A Laviano, piccolo paese della provincia di Perugia, nacque nel 1237 Margherita. Fu detta da Cortona, perché in questa città edificò i popoli con la sua virtù ed ebbe onorata sepoltura.
Ancor giovanetta manifestò singolare bontà e gentilezza d’animo, unite a un forte amore per le pratiche di pietà. Rimasta priva della madre proprio quando maggiore ne sentiva il bisogno, visse l’età giovanile senza quella guida tanto necessaria. Il padre passò a seconde nozze, ma la povera Margherita fu disprezzata dalla matrigna.
Dotata di straordinaria bellezza e priva di materna custodia, si lasciò trascinare a illeciti amori con un ricco giovane. Una notte però l’amante fu ucciso tragicamente: questo fatto segnò per lei la chiamata di Dio.
Margherita obbedì prontamente. Si recise la bellissima chioma e, in abiti dimessi, si recò in chiesa durante la Messa chiedendo pubblico perdono degli scandali dati con la sua vita. Affidandosi alla Provvidenza, decise di recarsi a Cortona per trovare una casa di penitenza.
Entrò nella chiesa dei Padri Francescani e, spinta dalla grazia, si prostrò a terra versando copiose lacrime di dolore, fino a svenire. Due pie donne la soccorsero e le offrirono asilo. Aveva allora venticinque anni. Lo Spirito del Signore la trasformò: preghiere, lacrime e macerazioni divennero la sostanza della sua vita.
Vestì l’abito del Terz’Ordine francescano e lo onorò con virtù eroiche. Non vi fu opera di penitenza che non esercitasse, né pratica di pietà in cui non fosse maestra.
Un giorno, prostrata davanti al Crocifisso, si sentì domandare: «Che cosa vuoi, poverella?». Margherita rispose: «Non voglio altro che Te, mio Signore Gesù Cristo».
Pur senza ritirarsi totalmente dal mondo, si unì ad altre donne animate dall’ideale della penitenza e della carità e fondò il Ricovero della Misericordia per i poveri, numerosissimi in quei tempi segnati da guerre e devastazioni. Dio la premiò con il dono dei miracoli e fu detta santa già in vita.

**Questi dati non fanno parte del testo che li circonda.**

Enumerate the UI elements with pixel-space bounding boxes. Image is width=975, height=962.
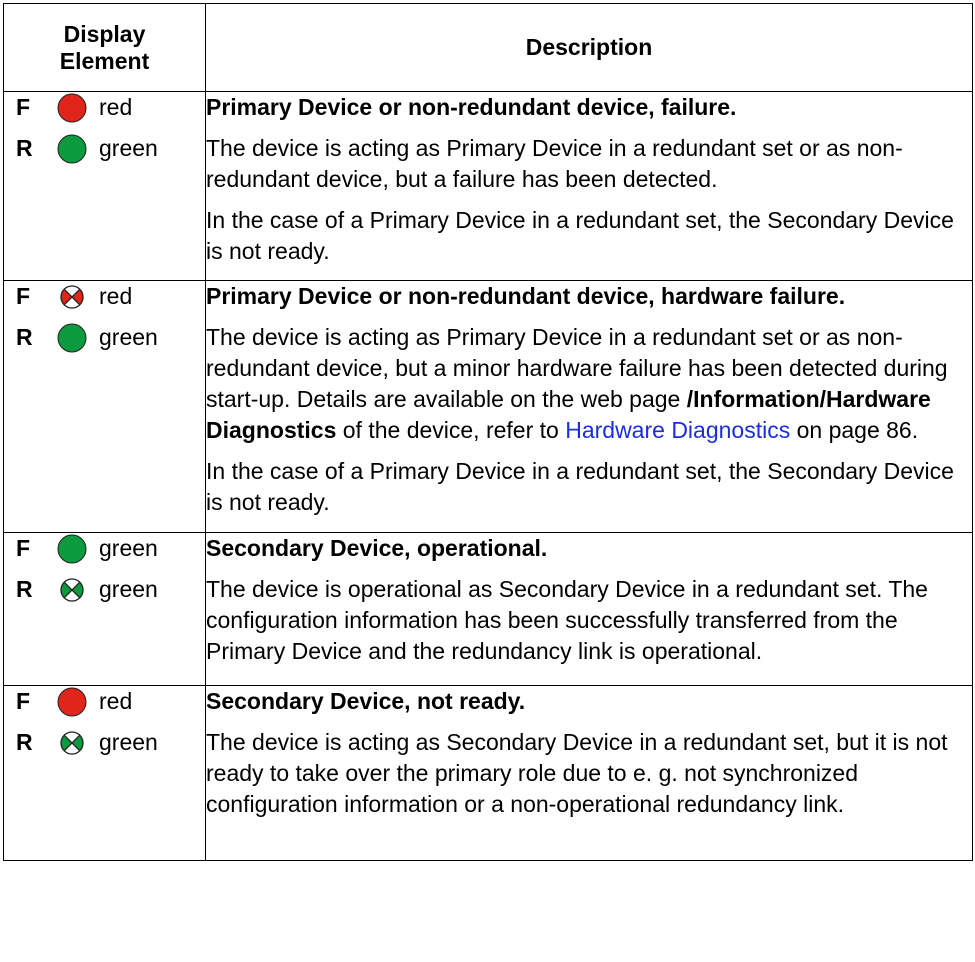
led-line-f: F red bbox=[4, 686, 205, 717]
led-line-r: R green bbox=[4, 574, 205, 605]
led-color-label: green bbox=[99, 576, 158, 602]
led-line-r: R green bbox=[4, 133, 205, 164]
led-flashing-icon bbox=[56, 727, 88, 759]
led-line-f: F green bbox=[4, 533, 205, 564]
row-title: Primary Device or non-redundant device, … bbox=[206, 94, 737, 120]
led-line-f: F red bbox=[4, 281, 205, 312]
row-note: In the case of a Primary Device in a red… bbox=[206, 207, 954, 264]
led-color-label: red bbox=[99, 688, 133, 714]
led-letter: F bbox=[16, 535, 31, 561]
display-header-line2: Element bbox=[59, 47, 150, 74]
row-title: Primary Device or non-redundant device, … bbox=[206, 283, 846, 309]
description-header: Description bbox=[205, 3, 973, 92]
led-solid-icon bbox=[56, 133, 88, 165]
table-header-row: Display Element Description bbox=[3, 3, 973, 92]
display-element-cell: F red R green bbox=[3, 91, 206, 281]
led-letter: F bbox=[16, 283, 31, 309]
table-row: F red R green Secondary Device, not read… bbox=[3, 685, 973, 861]
led-letter: R bbox=[16, 135, 33, 161]
led-letter: F bbox=[16, 688, 31, 714]
row-description: The device is acting as Secondary Device… bbox=[206, 729, 948, 817]
description-text: of the device, refer to bbox=[336, 417, 566, 443]
row-description: The device is acting as Primary Device i… bbox=[206, 135, 903, 192]
description-cell: Primary Device or non-redundant device, … bbox=[205, 280, 973, 533]
led-color-label: green bbox=[99, 729, 158, 755]
row-description: The device is operational as Secondary D… bbox=[206, 576, 928, 664]
led-solid-icon bbox=[56, 686, 88, 718]
led-color-label: green bbox=[99, 324, 158, 350]
led-line-f: F red bbox=[4, 92, 205, 123]
led-letter: R bbox=[16, 324, 33, 350]
hardware-diagnostics-link[interactable]: Hardware Diagnostics bbox=[565, 417, 790, 443]
led-color-label: red bbox=[99, 283, 133, 309]
row-description: The device is acting as Primary Device i… bbox=[206, 322, 972, 446]
table-row: F red R green Primary Device or non-redu… bbox=[3, 280, 973, 533]
led-color-label: red bbox=[99, 94, 133, 120]
description-cell: Secondary Device, operational. The devic… bbox=[205, 532, 973, 686]
display-element-cell: F red R green bbox=[3, 280, 206, 533]
led-letter: F bbox=[16, 94, 31, 120]
description-cell: Secondary Device, not ready. The device … bbox=[205, 685, 973, 861]
led-flashing-icon bbox=[56, 281, 88, 313]
table-row: F green R green Secondary Device, operat… bbox=[3, 532, 973, 686]
led-line-r: R green bbox=[4, 727, 205, 758]
led-color-label: green bbox=[99, 535, 158, 561]
row-title: Secondary Device, operational. bbox=[206, 535, 548, 561]
description-cell: Primary Device or non-redundant device, … bbox=[205, 91, 973, 281]
row-note: In the case of a Primary Device in a red… bbox=[206, 458, 954, 515]
display-element-cell: F green R green bbox=[3, 532, 206, 686]
display-element-cell: F red R green bbox=[3, 685, 206, 861]
display-header-line1: Display bbox=[63, 20, 146, 47]
led-solid-icon bbox=[56, 322, 88, 354]
led-flashing-icon bbox=[56, 574, 88, 606]
led-solid-icon bbox=[56, 533, 88, 565]
led-status-table: Display Element Description F red R gree… bbox=[3, 3, 973, 861]
led-solid-icon bbox=[56, 92, 88, 124]
display-element-header: Display Element bbox=[3, 3, 206, 92]
led-letter: R bbox=[16, 729, 33, 755]
table-row: F red R green Primary Device or non-redu… bbox=[3, 91, 973, 281]
description-text: on page 86. bbox=[790, 417, 919, 443]
row-title: Secondary Device, not ready. bbox=[206, 688, 526, 714]
led-line-r: R green bbox=[4, 322, 205, 353]
led-letter: R bbox=[16, 576, 33, 602]
led-color-label: green bbox=[99, 135, 158, 161]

Morì il 22 febbraio 1297. Tre secoli dopo la morte, il suo corpo fu trovato morbido e fresco come nel giorno della deposizione nel tumulo.
Oggi le sue venerate spoglie riposano in una splendida chiesa a lei dedicata a Cortona. I fedeli di quei luoghi conservano viva devozione e tramandano di generazione in generazione la memoria della sua vita.
PRATICA. L’innocenza è fiore di paradiso e si conserva con la mortificazione: se l’abbiamo perduta, riconquistiamola con la penitenza.
PREGHIERA. Dio, che la tua serva Margherita conducesti misericordiosamente dalla via della perdizione al sentiero della salvezza, per la stessa misericordia concedi a noi che, mentre non ci siamo vergognati di seguirla nei traviamenti, ci studiamo ora di seguirla speditamente nella penitenza.
MARTIROLOGIO ROMANO. A Cortona in Toscana, santa Margherita, che, fortemente scossa dalla morte del suo amante, lavò con una salutare vita di penitenza le macchie della sua giovinezza e, accolta nel Terz’Ordine di san Francesco, si ritirò nella mirabile contemplazione delle realtà celesti, ricolmata da Dio con superiori carismi.